7) REGISTER A VEHICLE
Anyone is able to purchase a vehicle in México regardless of their visa status. Ironically enough, only RT and RP visa holders are able to register their vehicles in their own name. Go figure! However, I have read and heard anecdotally in a few instances of individuals who do not possess a RT or RP visa being able to register their vehicles in their own name. I would consider the latter the rare exception rather than the rule. I have also heard of people registering their vehicles in other people’s names. However, this could present potential legal ramifications were you involved in an accident or try to sell your vehicle legally to someone else. Personally, I would never purchase a vehicle anywhere in the world if I was not able to register in my own name. But then again, that’s just me! Just be sure to understand vehicle registration rules in your respective state.
8) LOCAL DISCOUNTS
As a RT or RP visa holder, you may be eligible for certain discounts with local merchants and service providers. Check with businesses in your respective area to see if any such discounts are available. You may be pleasantly surprised as to what you may discover.
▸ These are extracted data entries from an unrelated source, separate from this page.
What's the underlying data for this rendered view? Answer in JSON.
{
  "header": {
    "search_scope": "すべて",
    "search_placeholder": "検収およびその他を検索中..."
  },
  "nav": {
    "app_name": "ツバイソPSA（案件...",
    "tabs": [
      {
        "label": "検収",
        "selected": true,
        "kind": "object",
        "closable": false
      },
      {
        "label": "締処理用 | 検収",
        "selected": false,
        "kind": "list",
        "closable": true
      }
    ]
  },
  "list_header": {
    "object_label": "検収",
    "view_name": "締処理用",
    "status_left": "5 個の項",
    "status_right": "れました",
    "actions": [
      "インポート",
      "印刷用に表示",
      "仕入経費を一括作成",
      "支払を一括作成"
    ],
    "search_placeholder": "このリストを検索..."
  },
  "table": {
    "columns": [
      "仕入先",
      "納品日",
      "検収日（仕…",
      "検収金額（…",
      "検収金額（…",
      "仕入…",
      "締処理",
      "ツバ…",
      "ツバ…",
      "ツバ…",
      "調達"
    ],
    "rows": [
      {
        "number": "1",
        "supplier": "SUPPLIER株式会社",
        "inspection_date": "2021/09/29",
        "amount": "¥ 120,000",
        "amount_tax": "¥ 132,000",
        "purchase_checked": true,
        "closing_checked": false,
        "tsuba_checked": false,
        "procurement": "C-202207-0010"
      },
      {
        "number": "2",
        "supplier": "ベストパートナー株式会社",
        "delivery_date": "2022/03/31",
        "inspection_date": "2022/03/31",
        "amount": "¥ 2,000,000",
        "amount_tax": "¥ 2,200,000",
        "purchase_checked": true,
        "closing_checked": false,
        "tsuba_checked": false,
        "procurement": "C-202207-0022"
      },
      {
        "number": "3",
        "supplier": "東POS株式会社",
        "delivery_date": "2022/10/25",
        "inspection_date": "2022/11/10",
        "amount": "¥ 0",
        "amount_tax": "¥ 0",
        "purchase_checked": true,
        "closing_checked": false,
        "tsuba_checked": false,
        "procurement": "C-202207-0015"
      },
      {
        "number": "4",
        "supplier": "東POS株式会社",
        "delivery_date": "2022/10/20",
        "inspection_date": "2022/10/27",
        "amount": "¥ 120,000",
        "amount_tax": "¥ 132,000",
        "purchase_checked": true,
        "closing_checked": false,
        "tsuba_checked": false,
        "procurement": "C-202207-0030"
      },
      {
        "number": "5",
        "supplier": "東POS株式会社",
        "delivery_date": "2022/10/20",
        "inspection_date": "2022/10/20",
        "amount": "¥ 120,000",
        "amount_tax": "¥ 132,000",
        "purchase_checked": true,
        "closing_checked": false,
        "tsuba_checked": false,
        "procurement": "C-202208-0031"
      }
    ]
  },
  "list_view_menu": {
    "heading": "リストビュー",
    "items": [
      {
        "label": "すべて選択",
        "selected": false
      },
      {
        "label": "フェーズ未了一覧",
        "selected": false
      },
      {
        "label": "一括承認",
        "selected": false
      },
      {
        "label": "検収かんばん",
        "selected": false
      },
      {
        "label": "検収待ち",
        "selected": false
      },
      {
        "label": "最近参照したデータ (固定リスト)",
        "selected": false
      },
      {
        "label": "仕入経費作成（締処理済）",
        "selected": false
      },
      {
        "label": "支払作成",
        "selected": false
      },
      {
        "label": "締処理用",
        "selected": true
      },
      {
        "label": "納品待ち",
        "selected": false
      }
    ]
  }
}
9) MEXICAN DRIVER’S LICENSE
One can drive in México with a valid driver’s permit from another country. However, I am of the opinion that it is always a good idea to have a license from the country and state/province that you reside in. As an RT or RP visa holder, you are eligible to obtain a Mexican driver’s license. Cree just recently got her Jalisco state driver’s license in Guadalajara and I’ll talk about that process and experience in a post in the near future. In some states and jurisdictions, you may be able to obtain a temporary driver’s permit under tourist status your permit will last for the duration of your Forma Migratoria Múltiple (FMM). It is best to check with your respective state to find out driver’s license requirements and process.
10) VISA VALIDITY
As a RT visa holder, you are able to reside in México for up to 4 years with unlimited exits and re-entries. As a RP visa holder, you are able to reside in Mexico indefinitely with unlimited exits and re-entries. If you enter the country as a tourist, you can be granted up to a maximum of 180 days per visit. The practice of repeatedly renewing your status as a tourist every 180 days (or the time that is granted to you) is commonly referred to as a border run, visa run, border hopping, etc. With the continuing advancement of technology at the federal government level, INM is beginning to crack down on this practice. Entering the country as a tourist is really intended for those that are truly just visiting or vacationing here. If you plan to be in México for greater than 180 days or reside in México full-time, then you really need to apply for a RT or RP visa. It’s not only the smart thing to do but also the right thing to do. Failure to do so can negatively impact your future ability to visit or reside here.
There are countless other tangible and intangible benefits of obtaining a RT or RP visa but the ones mentioned here are the ones that come to my mind immediately. If you do decide that residency makes sense, you will then need to decide whether a RT or RP visa makes more sense in your personal situation.